The Sand Hill Review               http://www.sandhillreview.org              2011

 

 

 

 

Indigo

 

A long time ago, living, suffering, she hid in her coffin

at the crematorium, or maybe it's still happening.

Passing timberline, she may have died or only feels like it,

and the coffin has been burned a different word or painted red. 

She counts her world and buttons, including texture, sound, color,

smell, and other differences, wooden, cloth-covered, metal, plastic,

bone, or shell, also shape, round, square, oblong, pentacle,

hexagon, and how many holes each button has, whether

the holes go through the sockets or a ring is attached to the back.

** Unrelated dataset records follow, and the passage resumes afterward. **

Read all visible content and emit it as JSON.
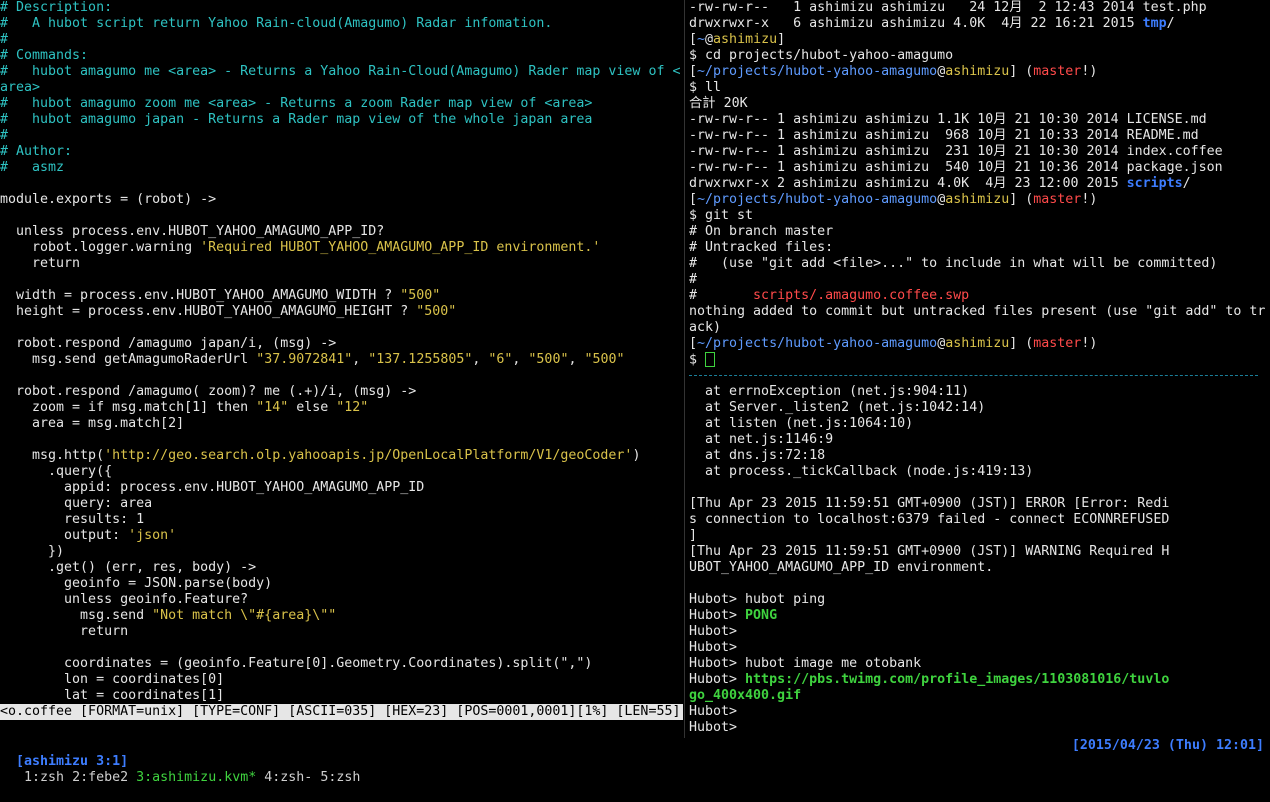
{
  "editor": {
    "lines": [
      {
        "segs": [
          {
            "t": "# Description:",
            "c": "cyan"
          }
        ]
      },
      {
        "segs": [
          {
            "t": "#   A hubot script return Yahoo Rain-cloud(Amagumo) Radar infomation.",
            "c": "cyan"
          }
        ]
      },
      {
        "segs": [
          {
            "t": "#",
            "c": "cyan"
          }
        ]
      },
      {
        "segs": [
          {
            "t": "# Commands:",
            "c": "cyan"
          }
        ]
      },
      {
        "segs": [
          {
            "t": "#   hubot amagumo me <area> - Returns a Yahoo Rain-Cloud(Amagumo) Rader map view of <",
            "c": "cyan"
          }
        ]
      },
      {
        "segs": [
          {
            "t": "area>",
            "c": "cyan"
          }
        ]
      },
      {
        "segs": [
          {
            "t": "#   hubot amagumo zoom me <area> - Returns a zoom Rader map view of <area>",
            "c": "cyan"
          }
        ]
      },
      {
        "segs": [
          {
            "t": "#   hubot amagumo japan - Returns a Rader map view of the whole japan area",
            "c": "cyan"
          }
        ]
      },
      {
        "segs": [
          {
            "t": "#",
            "c": "cyan"
          }
        ]
      },
      {
        "segs": [
          {
            "t": "# Author:",
            "c": "cyan"
          }
        ]
      },
      {
        "segs": [
          {
            "t": "#   asmz",
            "c": "cyan"
          }
        ]
      },
      {
        "segs": [
          {
            "t": ""
          }
        ]
      },
      {
        "segs": [
          {
            "t": "module.exports = (robot) ->"
          }
        ]
      },
      {
        "segs": [
          {
            "t": ""
          }
        ]
      },
      {
        "segs": [
          {
            "t": "  unless process.env.HUBOT_YAHOO_AMAGUMO_APP_ID?"
          }
        ]
      },
      {
        "segs": [
          {
            "t": "    robot.logger.warning "
          },
          {
            "t": "'Required HUBOT_YAHOO_AMAGUMO_APP_ID environment.'",
            "c": "yellow"
          }
        ]
      },
      {
        "segs": [
          {
            "t": "    return"
          }
        ]
      },
      {
        "segs": [
          {
            "t": ""
          }
        ]
      },
      {
        "segs": [
          {
            "t": "  width = process.env.HUBOT_YAHOO_AMAGUMO_WIDTH ? "
          },
          {
            "t": "\"500\"",
            "c": "yellow"
          }
        ]
      },
      {
        "segs": [
          {
            "t": "  height = process.env.HUBOT_YAHOO_AMAGUMO_HEIGHT ? "
          },
          {
            "t": "\"500\"",
            "c": "yellow"
          }
        ]
      },
      {
        "segs": [
          {
            "t": ""
          }
        ]
      },
      {
        "segs": [
          {
            "t": "  robot.respond /amagumo japan/i, (msg) ->"
          }
        ]
      },
      {
        "segs": [
          {
            "t": "    msg.send getAmagumoRaderUrl "
          },
          {
            "t": "\"37.9072841\"",
            "c": "yellow"
          },
          {
            "t": ", "
          },
          {
            "t": "\"137.1255805\"",
            "c": "yellow"
          },
          {
            "t": ", "
          },
          {
            "t": "\"6\"",
            "c": "yellow"
          },
          {
            "t": ", "
          },
          {
            "t": "\"500\"",
            "c": "yellow"
          },
          {
            "t": ", "
          },
          {
            "t": "\"500\"",
            "c": "yellow"
          }
        ]
      },
      {
        "segs": [
          {
            "t": ""
          }
        ]
      },
      {
        "segs": [
          {
            "t": "  robot.respond /amagumo( zoom)? me (.+)/i, (msg) ->"
          }
        ]
      },
      {
        "segs": [
          {
            "t": "    zoom = if msg.match[1] then "
          },
          {
            "t": "\"14\"",
            "c": "yellow"
          },
          {
            "t": " else "
          },
          {
            "t": "\"12\"",
            "c": "yellow"
          }
        ]
      },
      {
        "segs": [
          {
            "t": "    area = msg.match[2]"
          }
        ]
      },
      {
        "segs": [
          {
            "t": ""
          }
        ]
      },
      {
        "segs": [
          {
            "t": "    msg.http("
          },
          {
            "t": "'http://geo.search.olp.yahooapis.jp/OpenLocalPlatform/V1/geoCoder'",
            "c": "yellow"
          },
          {
            "t": ")"
          }
        ]
      },
      {
        "segs": [
          {
            "t": "      .query({"
          }
        ]
      },
      {
        "segs": [
          {
            "t": "        appid: process.env.HUBOT_YAHOO_AMAGUMO_APP_ID"
          }
        ]
      },
      {
        "segs": [
          {
            "t": "        query: area"
          }
        ]
      },
      {
        "segs": [
          {
            "t": "        results: 1"
          }
        ]
      },
      {
        "segs": [
          {
            "t": "        output: "
          },
          {
            "t": "'json'",
            "c": "yellow"
          }
        ]
      },
      {
        "segs": [
          {
            "t": "      })"
          }
        ]
      },
      {
        "segs": [
          {
            "t": "      .get() (err, res, body) ->"
          }
        ]
      },
      {
        "segs": [
          {
            "t": "        geoinfo = JSON.parse(body)"
          }
        ]
      },
      {
        "segs": [
          {
            "t": "        unless geoinfo.Feature?"
          }
        ]
      },
      {
        "segs": [
          {
            "t": "          msg.send "
          },
          {
            "t": "\"Not match \\\"#{area}\\\"\"",
            "c": "yellow"
          }
        ]
      },
      {
        "segs": [
          {
            "t": "          return"
          }
        ]
      },
      {
        "segs": [
          {
            "t": ""
          }
        ]
      },
      {
        "segs": [
          {
            "t": "        coordinates = (geoinfo.Feature[0].Geometry.Coordinates).split(\",\")"
          }
        ]
      },
      {
        "segs": [
          {
            "t": "        lon = coordinates[0]"
          }
        ]
      },
      {
        "segs": [
          {
            "t": "        lat = coordinates[1]"
          }
        ]
      }
    ],
    "statusline": "<o.coffee [FORMAT=unix] [TYPE=CONF] [ASCII=035] [HEX=23] [POS=0001,0001][1%] [LEN=55]"
  },
  "shell": {
    "lines": [
      {
        "segs": [
          {
            "t": "-rw-rw-r--   1 ashimizu ashimizu   24 12月  2 12:43 2014 test.php"
          }
        ]
      },
      {
        "segs": [
          {
            "t": "drwxrwxr-x   6 ashimizu ashimizu 4.0K  4月 22 16:21 2015 "
          },
          {
            "t": "tmp",
            "c": "bblue"
          },
          {
            "t": "/"
          }
        ]
      },
      {
        "segs": [
          {
            "t": "["
          },
          {
            "t": "~",
            "c": "blue"
          },
          {
            "t": "@"
          },
          {
            "t": "ashimizu",
            "c": "yellow"
          },
          {
            "t": "]"
          }
        ]
      },
      {
        "segs": [
          {
            "t": "$ cd projects/hubot-yahoo-amagumo"
          }
        ]
      },
      {
        "segs": [
          {
            "t": "["
          },
          {
            "t": "~/projects/hubot-yahoo-amagumo",
            "c": "blue"
          },
          {
            "t": "@"
          },
          {
            "t": "ashimizu",
            "c": "yellow"
          },
          {
            "t": "] ("
          },
          {
            "t": "master",
            "c": "red"
          },
          {
            "t": "!)"
          }
        ]
      },
      {
        "segs": [
          {
            "t": "$ ll"
          }
        ]
      },
      {
        "segs": [
          {
            "t": "合計 20K"
          }
        ]
      },
      {
        "segs": [
          {
            "t": "-rw-rw-r-- 1 ashimizu ashimizu 1.1K 10月 21 10:30 2014 LICENSE.md"
          }
        ]
      },
      {
        "segs": [
          {
            "t": "-rw-rw-r-- 1 ashimizu ashimizu  968 10月 21 10:33 2014 README.md"
          }
        ]
      },
      {
        "segs": [
          {
            "t": "-rw-rw-r-- 1 ashimizu ashimizu  231 10月 21 10:30 2014 index.coffee"
          }
        ]
      },
      {
        "segs": [
          {
            "t": "-rw-rw-r-- 1 ashimizu ashimizu  540 10月 21 10:36 2014 package.json"
          }
        ]
      },
      {
        "segs": [
          {
            "t": "drwxrwxr-x 2 ashimizu ashimizu 4.0K  4月 23 12:00 2015 "
          },
          {
            "t": "scripts",
            "c": "bblue"
          },
          {
            "t": "/"
          }
        ]
      },
      {
        "segs": [
          {
            "t": "["
          },
          {
            "t": "~/projects/hubot-yahoo-amagumo",
            "c": "blue"
          },
          {
            "t": "@"
          },
          {
            "t": "ashimizu",
            "c": "yellow"
          },
          {
            "t": "] ("
          },
          {
            "t": "master",
            "c": "red"
          },
          {
            "t": "!)"
          }
        ]
      },
      {
        "segs": [
          {
            "t": "$ git st"
          }
        ]
      },
      {
        "segs": [
          {
            "t": "# On branch master"
          }
        ]
      },
      {
        "segs": [
          {
            "t": "# Untracked files:"
          }
        ]
      },
      {
        "segs": [
          {
            "t": "#   (use \"git add <file>...\" to include in what will be committed)"
          }
        ]
      },
      {
        "segs": [
          {
            "t": "#"
          }
        ]
      },
      {
        "segs": [
          {
            "t": "#       "
          },
          {
            "t": "scripts/.amagumo.coffee.swp",
            "c": "red"
          }
        ]
      },
      {
        "segs": [
          {
            "t": "nothing added to commit but untracked files present (use \"git add\" to tr"
          }
        ]
      },
      {
        "segs": [
          {
            "t": "ack)"
          }
        ]
      },
      {
        "segs": [
          {
            "t": "["
          },
          {
            "t": "~/projects/hubot-yahoo-amagumo",
            "c": "blue"
          },
          {
            "t": "@"
          },
          {
            "t": "ashimizu",
            "c": "yellow"
          },
          {
            "t": "] ("
          },
          {
            "t": "master",
            "c": "red"
          },
          {
            "t": "!)"
          }
        ]
      },
      {
        "segs": [
          {
            "t": "$ "
          }
        ],
        "cursor": true
      },
      {
        "hr": true
      },
      {
        "segs": [
          {
            "t": "  at errnoException (net.js:904:11)"
          }
        ]
      },
      {
        "segs": [
          {
            "t": "  at Server._listen2 (net.js:1042:14)"
          }
        ]
      },
      {
        "segs": [
          {
            "t": "  at listen (net.js:1064:10)"
          }
        ]
      },
      {
        "segs": [
          {
            "t": "  at net.js:1146:9"
          }
        ]
      },
      {
        "segs": [
          {
            "t": "  at dns.js:72:18"
          }
        ]
      },
      {
        "segs": [
          {
            "t": "  at process._tickCallback (node.js:419:13)"
          }
        ]
      },
      {
        "segs": [
          {
            "t": ""
          }
        ]
      },
      {
        "segs": [
          {
            "t": "[Thu Apr 23 2015 11:59:51 GMT+0900 (JST)] ERROR [Error: Redi"
          }
        ]
      },
      {
        "segs": [
          {
            "t": "s connection to localhost:6379 failed - connect ECONNREFUSED"
          }
        ]
      },
      {
        "segs": [
          {
            "t": "]"
          }
        ]
      },
      {
        "segs": [
          {
            "t": "[Thu Apr 23 2015 11:59:51 GMT+0900 (JST)] WARNING Required H"
          }
        ]
      },
      {
        "segs": [
          {
            "t": "UBOT_YAHOO_AMAGUMO_APP_ID environment."
          }
        ]
      },
      {
        "segs": [
          {
            "t": ""
          }
        ]
      },
      {
        "segs": [
          {
            "t": "Hubot> hubot ping"
          }
        ]
      },
      {
        "segs": [
          {
            "t": "Hubot> "
          },
          {
            "t": "PONG",
            "c": "green"
          }
        ]
      },
      {
        "segs": [
          {
            "t": "Hubot>"
          }
        ]
      },
      {
        "segs": [
          {
            "t": "Hubot>"
          }
        ]
      },
      {
        "segs": [
          {
            "t": "Hubot> hubot image me otobank"
          }
        ]
      },
      {
        "segs": [
          {
            "t": "Hubot> "
          },
          {
            "t": "https://pbs.twimg.com/profile_images/1103081016/tuvlo",
            "c": "green"
          }
        ]
      },
      {
        "segs": [
          {
            "t": "go_400x400.gif",
            "c": "green"
          }
        ]
      },
      {
        "segs": [
          {
            "t": "Hubot>"
          }
        ]
      },
      {
        "segs": [
          {
            "t": "Hubot>"
          }
        ]
      }
    ]
  },
  "tmux": {
    "session": "[ashimizu 3:1]",
    "windows": [
      {
        "label": "1:zsh",
        "active": false
      },
      {
        "label": "2:febe2",
        "active": false
      },
      {
        "label": "3:ashimizu.kvm*",
        "active": true
      },
      {
        "label": "4:zsh-",
        "active": false
      },
      {
        "label": "5:zsh",
        "active": false
      }
    ],
    "clock": "[2015/04/23 (Thu) 12:01]"
  }
}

She prefers at these times of living or death

to occupy herself with tangible things, chisel

transformations, and think about how, before us,

even simple objects open opposing truths, whether

she wishes a truth to be told, read, or forever held secret,

like cloth over day, for she has been called mother, grandmother,

ancestor, sorceress. She can hear life in their distant voices now,

speaking through microphones and screens. I hear you, I hear you,

not, not, not, her words stay like happened lightning in the walls,

for they are the real walls of her sons' houses,

and the first color of her magic is something like

indigo, the leaves must be fermented to release the dye.

The older son stands before us on his knees,

in prayer. What, me first?  Am I tall enough

to know this story? Speak O speak, Homo parabolus.

He holds the microphone, a deep shade of blue in his words,

calls up ocean and sky. Clouds, frothy waves

in white patches between the blue. Here and there,

an early morning mountain. Boulder, Jellyfish, Child, Pelican.

In Japanese, he tells us, the word ai means both indigo and love.

From her coffin, she hears the distant eulogy.